Updated: Mar 13
Today, new veterinary graduates learn little, if any, of the secrets on the use of paints, sweats and liniments. There are dozens, if not hundreds, of "secret mixtures" containing various counterirritants, each made up for a special condition for a particular horse.
The healing process in horses is much quicker than in most other animals. This is the reason why treating wounds and leg problems in horses is quite different than treating dogs or humans. The idea behind using counterirritants is to stimulate the natural healing processes of the horse. The counterirritant should not be used to destroy tissue, or as a "physiological bandage." The ability to heal rapidly is sometimes counterproductive to the best interests of the horse.
Proud flesh is one example of a healing process in the horse which often gets out of hand. Excess bony growth which can easily occur from just a slight bump is another example. In cases such as these, counterirritants may be used to slow the healing processes. The reasoning being that stimulating inflammation in the face of inflammation may actually slow healing.
In other instances, a wound or ligament tear may become chronic and lack appropriate healing. Counterirritants can get the healing process going again. Infected joints need inflammation to aid the healing process. Counterirritants can be used successfully to accomplish this. Some of the essential oils used in making counterirritants produce heat, and must be mixed with a vehicle so that burning of the skin will not occur.

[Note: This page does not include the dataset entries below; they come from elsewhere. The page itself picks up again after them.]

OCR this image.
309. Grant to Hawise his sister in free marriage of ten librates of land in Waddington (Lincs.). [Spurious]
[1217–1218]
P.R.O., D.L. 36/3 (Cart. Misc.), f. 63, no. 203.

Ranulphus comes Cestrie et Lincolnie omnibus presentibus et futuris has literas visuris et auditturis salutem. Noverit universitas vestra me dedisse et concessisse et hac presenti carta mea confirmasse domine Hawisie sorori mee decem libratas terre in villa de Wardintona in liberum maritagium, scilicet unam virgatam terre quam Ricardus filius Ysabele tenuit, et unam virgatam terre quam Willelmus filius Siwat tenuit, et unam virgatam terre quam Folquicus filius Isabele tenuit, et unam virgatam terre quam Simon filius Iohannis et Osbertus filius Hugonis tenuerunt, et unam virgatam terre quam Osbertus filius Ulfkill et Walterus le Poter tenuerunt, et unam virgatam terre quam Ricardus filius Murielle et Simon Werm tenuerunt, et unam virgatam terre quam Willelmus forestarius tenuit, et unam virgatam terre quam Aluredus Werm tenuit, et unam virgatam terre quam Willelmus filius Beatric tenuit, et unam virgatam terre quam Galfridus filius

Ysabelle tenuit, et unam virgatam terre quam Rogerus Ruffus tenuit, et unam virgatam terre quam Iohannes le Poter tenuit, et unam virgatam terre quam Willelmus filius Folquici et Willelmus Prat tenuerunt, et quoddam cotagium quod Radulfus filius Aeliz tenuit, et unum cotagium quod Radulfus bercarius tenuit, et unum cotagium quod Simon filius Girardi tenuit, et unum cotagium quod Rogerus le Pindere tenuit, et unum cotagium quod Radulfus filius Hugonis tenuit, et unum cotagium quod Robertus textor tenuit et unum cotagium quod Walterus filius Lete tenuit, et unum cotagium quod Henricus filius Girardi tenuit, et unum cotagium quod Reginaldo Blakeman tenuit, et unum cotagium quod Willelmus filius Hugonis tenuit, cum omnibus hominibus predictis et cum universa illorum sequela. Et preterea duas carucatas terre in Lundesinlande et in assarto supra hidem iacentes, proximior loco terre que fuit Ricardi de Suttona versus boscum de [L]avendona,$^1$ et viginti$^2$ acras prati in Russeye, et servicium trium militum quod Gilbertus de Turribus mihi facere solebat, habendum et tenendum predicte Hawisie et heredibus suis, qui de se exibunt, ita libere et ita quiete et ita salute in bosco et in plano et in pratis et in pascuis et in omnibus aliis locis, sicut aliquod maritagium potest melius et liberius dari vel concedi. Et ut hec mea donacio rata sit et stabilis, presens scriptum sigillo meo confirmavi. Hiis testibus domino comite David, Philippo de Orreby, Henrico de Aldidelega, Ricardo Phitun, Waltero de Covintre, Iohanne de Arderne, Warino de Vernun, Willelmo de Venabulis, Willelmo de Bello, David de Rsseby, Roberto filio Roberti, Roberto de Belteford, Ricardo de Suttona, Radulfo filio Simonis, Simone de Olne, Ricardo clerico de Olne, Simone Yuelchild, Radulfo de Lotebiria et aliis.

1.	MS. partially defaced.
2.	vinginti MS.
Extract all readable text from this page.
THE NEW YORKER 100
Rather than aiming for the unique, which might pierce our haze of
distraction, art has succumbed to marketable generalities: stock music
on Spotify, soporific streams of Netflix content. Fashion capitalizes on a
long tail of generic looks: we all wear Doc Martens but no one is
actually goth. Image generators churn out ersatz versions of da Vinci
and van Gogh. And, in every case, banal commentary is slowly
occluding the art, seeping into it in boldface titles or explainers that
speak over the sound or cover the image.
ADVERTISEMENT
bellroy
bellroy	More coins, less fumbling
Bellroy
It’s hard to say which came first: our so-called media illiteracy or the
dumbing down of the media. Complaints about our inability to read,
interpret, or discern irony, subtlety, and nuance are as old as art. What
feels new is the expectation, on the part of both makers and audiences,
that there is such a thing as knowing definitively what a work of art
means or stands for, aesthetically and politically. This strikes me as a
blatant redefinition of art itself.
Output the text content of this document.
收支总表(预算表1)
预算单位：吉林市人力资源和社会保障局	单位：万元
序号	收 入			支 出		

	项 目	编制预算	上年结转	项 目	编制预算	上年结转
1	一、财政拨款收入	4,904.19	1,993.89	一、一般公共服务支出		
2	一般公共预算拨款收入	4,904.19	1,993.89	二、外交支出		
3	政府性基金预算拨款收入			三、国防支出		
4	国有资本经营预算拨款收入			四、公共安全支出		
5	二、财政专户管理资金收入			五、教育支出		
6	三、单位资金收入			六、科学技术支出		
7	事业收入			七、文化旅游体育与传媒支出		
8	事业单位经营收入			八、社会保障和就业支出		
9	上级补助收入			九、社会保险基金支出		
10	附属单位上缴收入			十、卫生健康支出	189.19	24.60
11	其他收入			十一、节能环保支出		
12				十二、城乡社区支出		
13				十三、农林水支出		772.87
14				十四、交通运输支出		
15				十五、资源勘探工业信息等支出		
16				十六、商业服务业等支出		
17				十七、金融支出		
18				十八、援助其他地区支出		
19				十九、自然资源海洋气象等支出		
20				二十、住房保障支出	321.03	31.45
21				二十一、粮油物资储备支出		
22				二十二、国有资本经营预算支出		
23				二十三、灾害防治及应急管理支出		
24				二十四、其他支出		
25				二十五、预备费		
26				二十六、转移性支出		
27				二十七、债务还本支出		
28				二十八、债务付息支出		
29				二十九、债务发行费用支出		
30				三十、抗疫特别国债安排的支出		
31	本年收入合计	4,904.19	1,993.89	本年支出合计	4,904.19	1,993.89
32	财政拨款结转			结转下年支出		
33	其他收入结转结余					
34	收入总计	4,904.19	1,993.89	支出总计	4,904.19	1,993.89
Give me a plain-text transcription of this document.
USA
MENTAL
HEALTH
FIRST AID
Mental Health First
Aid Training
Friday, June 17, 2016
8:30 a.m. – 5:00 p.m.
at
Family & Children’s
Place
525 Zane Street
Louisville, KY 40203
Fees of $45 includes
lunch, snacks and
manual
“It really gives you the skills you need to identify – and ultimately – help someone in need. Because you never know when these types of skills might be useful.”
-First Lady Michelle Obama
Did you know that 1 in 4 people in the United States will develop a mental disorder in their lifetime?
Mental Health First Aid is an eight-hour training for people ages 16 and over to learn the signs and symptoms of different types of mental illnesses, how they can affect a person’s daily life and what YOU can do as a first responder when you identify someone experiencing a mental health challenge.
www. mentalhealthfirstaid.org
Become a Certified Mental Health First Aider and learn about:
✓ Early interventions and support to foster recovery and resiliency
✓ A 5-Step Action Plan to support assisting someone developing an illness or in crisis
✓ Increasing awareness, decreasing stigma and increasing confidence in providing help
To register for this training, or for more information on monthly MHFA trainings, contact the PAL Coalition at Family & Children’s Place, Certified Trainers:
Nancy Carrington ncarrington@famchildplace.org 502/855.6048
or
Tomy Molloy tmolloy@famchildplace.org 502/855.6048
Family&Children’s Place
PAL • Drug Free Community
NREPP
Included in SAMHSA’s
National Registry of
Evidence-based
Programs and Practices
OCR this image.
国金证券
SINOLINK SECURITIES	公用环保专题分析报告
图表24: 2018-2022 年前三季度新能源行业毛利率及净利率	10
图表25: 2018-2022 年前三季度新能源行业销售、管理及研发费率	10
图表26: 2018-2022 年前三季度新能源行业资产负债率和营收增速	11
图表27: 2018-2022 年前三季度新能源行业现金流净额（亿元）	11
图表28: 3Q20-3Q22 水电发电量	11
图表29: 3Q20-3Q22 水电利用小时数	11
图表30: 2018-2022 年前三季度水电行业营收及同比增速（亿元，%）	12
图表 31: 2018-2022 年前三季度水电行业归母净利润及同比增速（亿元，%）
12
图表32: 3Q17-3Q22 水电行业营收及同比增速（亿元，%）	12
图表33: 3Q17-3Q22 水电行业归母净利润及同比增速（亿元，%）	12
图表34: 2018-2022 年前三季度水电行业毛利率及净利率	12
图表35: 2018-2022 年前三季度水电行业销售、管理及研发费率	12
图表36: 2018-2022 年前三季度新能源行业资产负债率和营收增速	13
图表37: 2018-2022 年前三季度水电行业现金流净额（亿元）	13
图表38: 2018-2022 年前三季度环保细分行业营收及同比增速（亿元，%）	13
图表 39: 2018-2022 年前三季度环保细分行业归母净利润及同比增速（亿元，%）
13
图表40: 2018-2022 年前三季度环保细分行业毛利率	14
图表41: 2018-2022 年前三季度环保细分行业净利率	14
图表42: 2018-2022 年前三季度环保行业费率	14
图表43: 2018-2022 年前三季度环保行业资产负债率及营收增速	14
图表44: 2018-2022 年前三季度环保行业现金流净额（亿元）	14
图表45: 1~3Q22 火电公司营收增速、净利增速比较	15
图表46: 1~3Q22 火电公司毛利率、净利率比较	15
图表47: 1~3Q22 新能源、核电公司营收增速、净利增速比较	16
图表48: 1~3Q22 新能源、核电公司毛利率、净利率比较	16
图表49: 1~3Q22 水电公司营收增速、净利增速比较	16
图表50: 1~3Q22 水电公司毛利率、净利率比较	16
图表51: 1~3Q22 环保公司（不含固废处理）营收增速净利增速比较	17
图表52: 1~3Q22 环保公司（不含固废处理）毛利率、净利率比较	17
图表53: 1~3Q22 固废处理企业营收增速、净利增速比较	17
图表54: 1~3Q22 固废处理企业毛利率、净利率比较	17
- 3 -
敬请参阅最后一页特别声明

We now live in an age of injectables and electronic equipment. These "old formulated paints, ect. will be lost if someone doesn't take an interest in preserving them." Many of the old formulas were named after those who mixed them: many of the mixtures carried the name of the condition it was made to cure.
In the day of injectables and electronic devices, we tend to over-treat horses. We often ignore the natural healing which occurs over time. Heat therapy encourages natural healing, and is cheaper and often more effective than injectable drugs.